The party was also punished for perceived incompetence, it seems.

The CDU-led government has been criticised for its handling of the Covid-19 crisis in recent months after a relatively solid start.

Health minister Jens Spahn has been berated for the slow vaccination programme and the botched roll-out of rapid Covid-19 tests. Germany is bracing itself for a third wave of the virus.

Meanwhile, delays in getting financial aid to companies struggling to stay afloat amid Covid-19 restrictions were laid at the door of the economy minister Peter Altmaier.

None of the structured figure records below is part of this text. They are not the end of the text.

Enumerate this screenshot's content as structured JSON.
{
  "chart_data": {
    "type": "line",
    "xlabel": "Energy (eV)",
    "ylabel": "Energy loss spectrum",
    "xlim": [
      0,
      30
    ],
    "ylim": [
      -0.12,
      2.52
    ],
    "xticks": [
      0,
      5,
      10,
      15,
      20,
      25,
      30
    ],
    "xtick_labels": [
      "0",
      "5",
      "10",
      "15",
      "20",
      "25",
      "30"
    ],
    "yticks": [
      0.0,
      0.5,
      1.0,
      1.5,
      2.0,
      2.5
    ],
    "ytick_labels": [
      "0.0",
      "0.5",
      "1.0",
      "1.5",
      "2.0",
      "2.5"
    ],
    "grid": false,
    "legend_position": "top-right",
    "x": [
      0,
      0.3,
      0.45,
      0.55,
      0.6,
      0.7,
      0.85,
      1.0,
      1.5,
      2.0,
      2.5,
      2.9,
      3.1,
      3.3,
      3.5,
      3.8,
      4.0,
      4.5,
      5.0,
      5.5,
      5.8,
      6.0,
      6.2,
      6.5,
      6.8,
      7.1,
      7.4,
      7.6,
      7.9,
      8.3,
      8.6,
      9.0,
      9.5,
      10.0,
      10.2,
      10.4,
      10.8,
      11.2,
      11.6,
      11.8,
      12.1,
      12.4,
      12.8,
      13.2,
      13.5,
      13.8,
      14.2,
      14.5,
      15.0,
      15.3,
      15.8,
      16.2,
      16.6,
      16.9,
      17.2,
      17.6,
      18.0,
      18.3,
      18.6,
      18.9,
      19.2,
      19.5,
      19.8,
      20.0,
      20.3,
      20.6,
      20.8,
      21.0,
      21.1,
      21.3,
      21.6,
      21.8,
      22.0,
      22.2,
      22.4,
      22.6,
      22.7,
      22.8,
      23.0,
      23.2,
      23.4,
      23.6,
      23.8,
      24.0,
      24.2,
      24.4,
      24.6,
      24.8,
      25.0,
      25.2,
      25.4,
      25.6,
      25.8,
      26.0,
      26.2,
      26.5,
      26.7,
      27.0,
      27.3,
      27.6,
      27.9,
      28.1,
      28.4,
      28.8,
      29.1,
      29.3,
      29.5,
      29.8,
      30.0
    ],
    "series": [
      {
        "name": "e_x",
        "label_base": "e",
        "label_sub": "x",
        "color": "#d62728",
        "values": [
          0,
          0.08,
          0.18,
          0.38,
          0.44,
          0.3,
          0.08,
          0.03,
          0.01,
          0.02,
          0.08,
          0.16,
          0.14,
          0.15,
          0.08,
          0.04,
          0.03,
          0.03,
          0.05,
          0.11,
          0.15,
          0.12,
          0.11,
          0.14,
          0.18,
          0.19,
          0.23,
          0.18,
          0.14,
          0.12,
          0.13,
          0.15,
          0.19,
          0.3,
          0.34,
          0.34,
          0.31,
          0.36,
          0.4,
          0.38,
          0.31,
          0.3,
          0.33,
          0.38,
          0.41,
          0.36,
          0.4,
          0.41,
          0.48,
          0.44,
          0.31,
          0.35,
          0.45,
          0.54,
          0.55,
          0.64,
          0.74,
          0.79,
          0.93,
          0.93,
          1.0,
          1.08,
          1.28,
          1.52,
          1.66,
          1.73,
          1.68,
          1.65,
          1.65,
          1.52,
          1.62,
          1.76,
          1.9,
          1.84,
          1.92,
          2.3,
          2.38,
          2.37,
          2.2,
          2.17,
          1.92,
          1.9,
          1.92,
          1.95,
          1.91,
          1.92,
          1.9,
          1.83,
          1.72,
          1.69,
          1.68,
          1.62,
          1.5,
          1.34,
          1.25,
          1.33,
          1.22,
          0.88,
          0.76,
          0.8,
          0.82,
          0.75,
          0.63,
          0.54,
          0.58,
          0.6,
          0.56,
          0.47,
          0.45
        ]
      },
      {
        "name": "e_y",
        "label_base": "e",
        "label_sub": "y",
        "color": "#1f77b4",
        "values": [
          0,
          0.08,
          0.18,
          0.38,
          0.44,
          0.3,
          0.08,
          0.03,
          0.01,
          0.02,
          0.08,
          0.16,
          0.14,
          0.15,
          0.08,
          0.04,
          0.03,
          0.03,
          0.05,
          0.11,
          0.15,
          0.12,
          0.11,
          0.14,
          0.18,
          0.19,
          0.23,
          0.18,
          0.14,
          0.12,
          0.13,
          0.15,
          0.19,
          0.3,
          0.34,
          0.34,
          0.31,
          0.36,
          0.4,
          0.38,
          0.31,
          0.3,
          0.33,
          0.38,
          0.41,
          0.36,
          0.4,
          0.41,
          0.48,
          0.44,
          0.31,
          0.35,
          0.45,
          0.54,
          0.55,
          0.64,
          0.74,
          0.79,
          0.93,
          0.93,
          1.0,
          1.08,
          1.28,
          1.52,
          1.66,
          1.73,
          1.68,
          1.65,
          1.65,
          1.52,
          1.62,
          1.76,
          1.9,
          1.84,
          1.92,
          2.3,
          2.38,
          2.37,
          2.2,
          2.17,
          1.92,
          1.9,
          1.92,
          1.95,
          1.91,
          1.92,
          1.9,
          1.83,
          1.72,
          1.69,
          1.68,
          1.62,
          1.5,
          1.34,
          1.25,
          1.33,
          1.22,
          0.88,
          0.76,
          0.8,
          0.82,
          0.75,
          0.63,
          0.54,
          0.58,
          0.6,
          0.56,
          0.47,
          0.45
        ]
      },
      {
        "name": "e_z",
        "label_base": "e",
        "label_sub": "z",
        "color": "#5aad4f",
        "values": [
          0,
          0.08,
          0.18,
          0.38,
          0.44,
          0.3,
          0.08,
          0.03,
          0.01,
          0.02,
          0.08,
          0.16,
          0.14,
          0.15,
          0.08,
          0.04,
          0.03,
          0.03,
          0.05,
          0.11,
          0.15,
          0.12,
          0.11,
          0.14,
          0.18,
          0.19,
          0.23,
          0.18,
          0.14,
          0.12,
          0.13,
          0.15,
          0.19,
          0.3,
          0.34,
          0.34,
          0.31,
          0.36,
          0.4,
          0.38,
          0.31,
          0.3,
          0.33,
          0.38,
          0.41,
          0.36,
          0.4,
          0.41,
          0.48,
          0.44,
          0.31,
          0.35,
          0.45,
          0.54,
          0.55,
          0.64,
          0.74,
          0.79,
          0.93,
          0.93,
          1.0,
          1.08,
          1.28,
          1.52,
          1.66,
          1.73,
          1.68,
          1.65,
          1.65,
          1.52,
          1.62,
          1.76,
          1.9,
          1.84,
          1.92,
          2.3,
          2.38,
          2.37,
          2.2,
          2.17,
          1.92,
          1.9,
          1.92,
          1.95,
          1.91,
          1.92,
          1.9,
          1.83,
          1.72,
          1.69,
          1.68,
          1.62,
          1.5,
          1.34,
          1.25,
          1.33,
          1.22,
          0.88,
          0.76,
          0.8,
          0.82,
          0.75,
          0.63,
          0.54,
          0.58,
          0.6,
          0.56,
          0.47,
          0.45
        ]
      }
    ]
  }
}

The CDU candidates also struggled to make an impact in a campaign amid Covid-19 restrictions against some very well-known local faces.

Shifting patterns

While yesterday’s results do not necessarily presage disaster for the CDU in September’s countrywide elections, it is another sign that politics in Germany is shifting.

Douglas Webber, a specialist in German politics and author of European Disintegration? The Politics of Crisis in the European Union", observes that in general, the CDU is losing ground as German politics becomes more fragmented.

The long-term trend is for such large “big-tent parties” to decline and he notes that the CDU is simply catching up with a movement which hit the SPD earlier and harder.

The Greens have been the biggest beneficiaries as well as the rightwing populist AfD, especially in the formerly communist east of the country.

However, the AfD did not do well in Sunday's vote and Webber suggests the increased respect for science amid the Covid-19 crisis has caused voters to treat them with greater suspicion.